22 Temmuz 2010 Perşembe

küçük notlar

ah çok karışık bir post olacak bu.uzun zamandır yazmıyordum ve aklımda pek çok şey birikti odamın içi küçük küçük kağıtlarla doldu. bu karışık halden dolayı özür dileyip sözlerime başlıyorum...

hayat çok acayip değil mi? çok değişik tesadüflere izin veriyor. çok değerli sandıklarımızı bir anda çıkartabiliyoruz hayatımızdan yada hiç tanımadıklarımız bir bakmışız vazgeçilmezlerimizden olmuş...

sürekli bir değişim halindeyim her an yeni bir adım atıyorum kendi adıma. büyüdüğümü çok da geriye abkmadan da anlayabiliyorum. ama hala bu günümü pek yaşayamıyorum.büyüdüğümü geriye bakmadan anlayamıyorum..

hani kendime çeki düzen vericem demiştim ya evet verdim veriyorum. o günlerde çok ders aldım hatalarımdan, şimdi daha iyi bir insanım. ama sanki hala biraz daha yolum var gibi ha ne dersin? hala kaşlarım çatık geziyorum etrafta bu da bir şeylerin ters gittiğini gösterir değil mi? elbet bulunur ve çözülür o sorun.

beyaz atlı prensi aramaya son verdim. hem masallarda da öyle değil midir? siz hiç gördünüz mü bir prensesin prensini aramaya çıktığını? bir şekilde gelip beni bulacak bunu bilmek de güzel ve her ne kadar beceremesem de artık kafamdan o bulunmamış kişiyi uzaklaştırıcam.

ruhsal bunalımdan uzağım ama bu aralar fazla duygusalım. ota boka ağlar hale geldim. anılar sürekli gözümün önünden geçiyor, büyüdüğümü görüyorum. hop hop!! yazının başına döndük.

ay ay yine genç kız günlüğü gibi oldu değil mi sevgili okur? aman be okur varsın olsun...

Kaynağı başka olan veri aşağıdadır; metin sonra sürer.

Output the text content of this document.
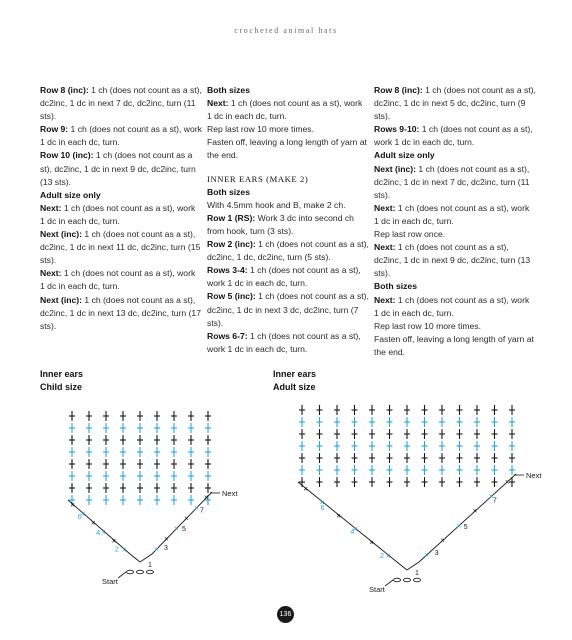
crocheted animal hats

Row 8 (inc): 1 ch (does not count as a st), dc2inc, 1 dc in next 7 dc, dc2inc, turn (11 sts).

Row 9: 1 ch (does not count as a st), work 1 dc in each dc, turn.

Row 10 (inc): 1 ch (does not count as a st), dc2inc, 1 dc in next 9 dc, dc2inc, turn (13 sts).

Adult size only

Next: 1 ch (does not count as a st), work 1 dc in each dc, turn.

Next (inc): 1 ch (does not count as a st), dc2inc, 1 dc in next 11 dc, dc2inc, turn (15 sts).

Next: 1 ch (does not count as a st), work 1 dc in each dc, turn.

Next (inc): 1 ch (does not count as a st), dc2inc, 1 dc in next 13 dc, dc2inc, turn (17 sts).

Both sizes

Next: 1 ch (does not count as a st), work 1 dc in each dc, turn.

Rep last row 10 more times.

Fasten off, leaving a long length of yarn at the end.

INNER EARS (MAKE 2)

Both sizes

With 4.5mm hook and B, make 2 ch.

Row 1 (RS): Work 3 dc into second ch from hook, turn (3 sts).

Row 2 (inc): 1 ch (does not count as a st), dc2inc, 1 dc, dc2inc, turn (5 sts).

Rows 3-4: 1 ch (does not count as a st), work 1 dc in each dc, turn.

Row 5 (inc): 1 ch (does not count as a st), dc2inc, 1 dc in next 3 dc, dc2inc, turn (7 sts).

Rows 6-7: 1 ch (does not count as a st), work 1 dc in each dc, turn.

Row 8 (inc): 1 ch (does not count as a st), dc2inc, 1 dc in next 5 dc, dc2inc, turn (9 sts).

Rows 9-10: 1 ch (does not count as a st), work 1 dc in each dc, turn.

Adult size only

Next (inc): 1 ch (does not count as a st), dc2inc, 1 dc in next 7 dc, dc2inc, turn (11 sts).

Next: 1 ch (does not count as a st), work 1 dc in each dc, turn.

Rep last row once.

Next: 1 ch (does not count as a st), dc2inc, 1 dc in next 9 dc, dc2inc, turn (13 sts).

Both sizes

Next: 1 ch (does not count as a st), work 1 dc in each dc, turn.

Rep last row 10 more times.

Fasten off, leaving a long length of yarn at the end.

Inner ears
Child size
Inner ears
Adult size
×
×
×
×
×
×
×	×
×	×
×	×
2
4
6
3
5
7
1
Start
Next	×
×
×
×
×
×
×	×
×	×
×	×
2
4
6
3
5
7
1
Start
Next
136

yazı çorak bir bölgede geçirmek pek zevk vermiyor insana hele ki yalnızsa.. ha ha çok acındırdım kendimi.

magnum silah ucu olan bir kolye ucu buldum nasıl mesudum bilemezsiniz ^^ işte şuna benziyor.



genç insanlara yada çocuklara bakıp yaşlandıklarında neye benzeyeceklerini çözmeye çalışmayı ve kısa bir anlığına da olsa o hallerini yüzlerinde görmeyi seviyorum...

önümdeki 20-25 seneyi kaçırmadan yaşamak istiyorum. doya doya dolu dolu. her anından yaşam fışkırmasını, geri dönüp baktığımda şu da olsaymış dememeliyim. haydi bakalım al sana 25 senelik bir yaşam amacı :)

roland... bir avuç kumun elimden kayıp rüzgara karışması gibisin... taneciklerin elimden kayma hissi yüzüme tebessümü yerleştirirken her sayfa da içim burkuluyor biteceksin diye. çünkü biliyorum son sayfa senin sonun olacak... ah roland ah giland' lı roland...

12 Temmuz 2010 Pazartesi

yine kafamda bin tilki bin tilki... yetişemiyorum artık hiçbirine bin tilki bin tilki... sürekli ertelenen tilkiler içimde kalan -daha doğrusu patlayan- istekler hevesler tutkular... yine bir memnuniyetsizlik ve memnun olmak için atılmayan milyonlarca adım...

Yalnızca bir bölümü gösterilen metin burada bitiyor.